On the law books, pets are viewed as personal property, much as the living room chaise longue, says Mr. Wolfson. This classification leads to a certain diminution of cases such as veterinary malpractice suits, in which damage awards pertain only to the monetary value of the pet but ignore the pet's emotional value, he says. But in the area of custody battles, many family law courts are increasingly recognizing, both in language and in rulings, that for many of America's 160 million-plus pet owners, animals are much more special than a sofa.

Indeed, lengthy and often expensive custody battles are taking place across the US to determine where Rover would be happier living.

Sometimes the battles get ugly. Take the case of Gigi - a pointer-greyhound mix living in San Diego - who captured national attention last year as her former guardians went through a difficult divorce using the dog, say critics, as a pawn. The joint-custody agreement wasn't working, each agreed, but both wanted to be the primary caretaker. The court brought in an animal behaviorist to do a "bonding study" (a minor flap erupted when it transpired that the husband had hired a different animal behaviorist to prepare him for the official visit). It even entertained a "day in the life of Gigi" video proffered by the wife's divorce lawyer, which showed Gigi snoozing under her chair at work and playing on the beach. After months of negotiations and more than $150,000 in legal fees, the court awarded full custody to the wife.

In another case, Lynn Goldstein of Louisville, Ky., went to jail last May for 30 days for refusing court orders to turn over cats Beanie and Kacey to her ex-husband, Tom Nichols, and then lying under oath that they had run away. A private investigator hired by Mr. Nichols had videotaped her sneaking the felines over to a friend's office late at night. Today she is out of jail and has requested visitation rights.

To avoid such crises, a new website dedicated to the subject, www.petcustody.com (motto: "We're family too"), allows engaged couples to download pet prenuptial forms, and recommends that people get their affairs in order early. "Always, always, always put clear, concise language in prenups that cover your pet," counsels the site. "Abuse, abandonment, homelessness, and possible euthanasia are real risks when families forget to protect their pets from life's most unpredictable circumstances."

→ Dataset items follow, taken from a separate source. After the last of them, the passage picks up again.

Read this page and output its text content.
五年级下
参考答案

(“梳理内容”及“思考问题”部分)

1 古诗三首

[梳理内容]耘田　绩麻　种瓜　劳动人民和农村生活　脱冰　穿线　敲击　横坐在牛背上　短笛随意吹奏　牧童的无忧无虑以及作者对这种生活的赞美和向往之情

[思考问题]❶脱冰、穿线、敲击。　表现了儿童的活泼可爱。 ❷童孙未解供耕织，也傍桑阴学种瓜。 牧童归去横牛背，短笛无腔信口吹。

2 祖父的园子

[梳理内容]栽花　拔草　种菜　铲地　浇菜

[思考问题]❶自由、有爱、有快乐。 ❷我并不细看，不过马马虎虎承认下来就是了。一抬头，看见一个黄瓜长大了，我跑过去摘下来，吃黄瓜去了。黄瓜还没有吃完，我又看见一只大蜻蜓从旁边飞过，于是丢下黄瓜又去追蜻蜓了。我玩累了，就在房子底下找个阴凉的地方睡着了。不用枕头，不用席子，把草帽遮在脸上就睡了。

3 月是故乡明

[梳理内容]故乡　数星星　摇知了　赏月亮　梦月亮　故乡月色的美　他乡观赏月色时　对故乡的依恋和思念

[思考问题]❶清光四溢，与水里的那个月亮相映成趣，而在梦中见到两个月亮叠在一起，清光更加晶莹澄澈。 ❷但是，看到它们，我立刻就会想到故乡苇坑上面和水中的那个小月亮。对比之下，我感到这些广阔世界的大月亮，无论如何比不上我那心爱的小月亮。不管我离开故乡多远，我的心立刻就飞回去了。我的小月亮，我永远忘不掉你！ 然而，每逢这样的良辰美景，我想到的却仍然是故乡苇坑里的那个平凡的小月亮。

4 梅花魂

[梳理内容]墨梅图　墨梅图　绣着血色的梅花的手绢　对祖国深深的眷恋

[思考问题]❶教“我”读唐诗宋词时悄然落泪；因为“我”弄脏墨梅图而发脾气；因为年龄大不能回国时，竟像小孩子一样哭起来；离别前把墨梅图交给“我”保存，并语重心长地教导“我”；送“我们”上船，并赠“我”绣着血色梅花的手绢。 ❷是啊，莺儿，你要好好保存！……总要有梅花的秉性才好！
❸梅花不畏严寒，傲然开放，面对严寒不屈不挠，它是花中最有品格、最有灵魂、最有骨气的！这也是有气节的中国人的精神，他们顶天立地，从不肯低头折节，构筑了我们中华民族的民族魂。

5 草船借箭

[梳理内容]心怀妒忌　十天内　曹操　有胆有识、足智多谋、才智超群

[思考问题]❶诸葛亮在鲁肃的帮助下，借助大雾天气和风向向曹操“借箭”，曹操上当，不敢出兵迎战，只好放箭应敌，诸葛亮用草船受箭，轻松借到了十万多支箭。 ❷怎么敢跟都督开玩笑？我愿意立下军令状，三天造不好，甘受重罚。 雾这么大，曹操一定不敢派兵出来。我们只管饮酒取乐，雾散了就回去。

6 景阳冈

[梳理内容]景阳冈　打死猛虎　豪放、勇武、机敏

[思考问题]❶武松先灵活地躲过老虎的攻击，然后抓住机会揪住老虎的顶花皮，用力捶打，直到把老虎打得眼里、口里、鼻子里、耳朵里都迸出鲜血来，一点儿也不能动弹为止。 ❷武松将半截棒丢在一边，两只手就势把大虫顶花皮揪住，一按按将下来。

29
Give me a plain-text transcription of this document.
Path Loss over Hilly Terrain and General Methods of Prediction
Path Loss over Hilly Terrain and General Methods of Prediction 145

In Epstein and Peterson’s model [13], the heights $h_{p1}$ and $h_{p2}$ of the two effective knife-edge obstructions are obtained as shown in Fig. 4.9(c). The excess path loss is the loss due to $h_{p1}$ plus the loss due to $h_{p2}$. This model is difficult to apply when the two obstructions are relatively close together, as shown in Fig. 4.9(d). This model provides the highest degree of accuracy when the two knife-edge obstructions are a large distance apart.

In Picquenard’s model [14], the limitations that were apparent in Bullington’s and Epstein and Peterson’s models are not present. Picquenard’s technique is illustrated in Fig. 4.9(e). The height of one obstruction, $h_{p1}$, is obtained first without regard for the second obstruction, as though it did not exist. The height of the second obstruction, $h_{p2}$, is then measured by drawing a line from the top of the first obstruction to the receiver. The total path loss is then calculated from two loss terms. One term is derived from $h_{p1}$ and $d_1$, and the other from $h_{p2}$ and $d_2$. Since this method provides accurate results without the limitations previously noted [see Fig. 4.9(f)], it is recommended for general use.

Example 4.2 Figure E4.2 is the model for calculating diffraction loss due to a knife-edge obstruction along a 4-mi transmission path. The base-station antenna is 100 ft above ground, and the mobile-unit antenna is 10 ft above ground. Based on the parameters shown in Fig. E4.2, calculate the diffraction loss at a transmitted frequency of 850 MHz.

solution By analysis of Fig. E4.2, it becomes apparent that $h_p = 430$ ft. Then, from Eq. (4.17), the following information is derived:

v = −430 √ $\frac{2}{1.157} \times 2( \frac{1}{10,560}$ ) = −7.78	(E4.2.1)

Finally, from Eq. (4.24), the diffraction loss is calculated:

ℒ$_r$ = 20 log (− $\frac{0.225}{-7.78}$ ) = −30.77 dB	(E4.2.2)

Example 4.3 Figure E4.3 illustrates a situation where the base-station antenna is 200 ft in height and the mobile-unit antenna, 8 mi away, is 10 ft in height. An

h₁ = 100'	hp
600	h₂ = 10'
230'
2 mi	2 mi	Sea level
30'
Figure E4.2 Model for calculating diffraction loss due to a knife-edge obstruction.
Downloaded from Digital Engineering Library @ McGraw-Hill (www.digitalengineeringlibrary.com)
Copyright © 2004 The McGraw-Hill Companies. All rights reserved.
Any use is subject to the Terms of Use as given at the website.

"We spend an increasing amount of time with our pets in today's world and form deep relations with them," says Nancy Peterson of the Humane Society of the United States. More people marry at a later age, wait to have children, or decide not to have them at all, she notes. Similarly, more people move away from their parents, and a growing number of them get divorced. "Pets are sometimes the one constant in our lives," she says. "Wanting to protect that bond and find the best solution for the pets and ourselves during a divorce or separation is only natural."

Five years after Stephens and Shoesmith formalized their divorce (complete with a section on the animal arrangements), circumstances have changed. Violet the cat has died, as have Nike and Shay. Differences in their "parenting" styles have been addressed, says Shoesmith, and each is now complimentary of the other's care for the animals.

Whereas they used to meet for the handoff at a halfway point between their homes - conducted the transfer as if it were a "shift change at a hospital," Shoesmith recalls - today the former couple are just as likely to drive all the way over to each other's home. The custody setup has worked, they say, to the benefit of all.

"When you come home from a handoff, the house feels empty, lonely," says Mr. Stephens as he begins collecting the harness, leash, dog bowl, and medicine he will pass on to Shoesmith when Misha is transferred later in the day.

"But we both felt that having both guardians in the picture meant we could take better care of the dogs. It has been for the best."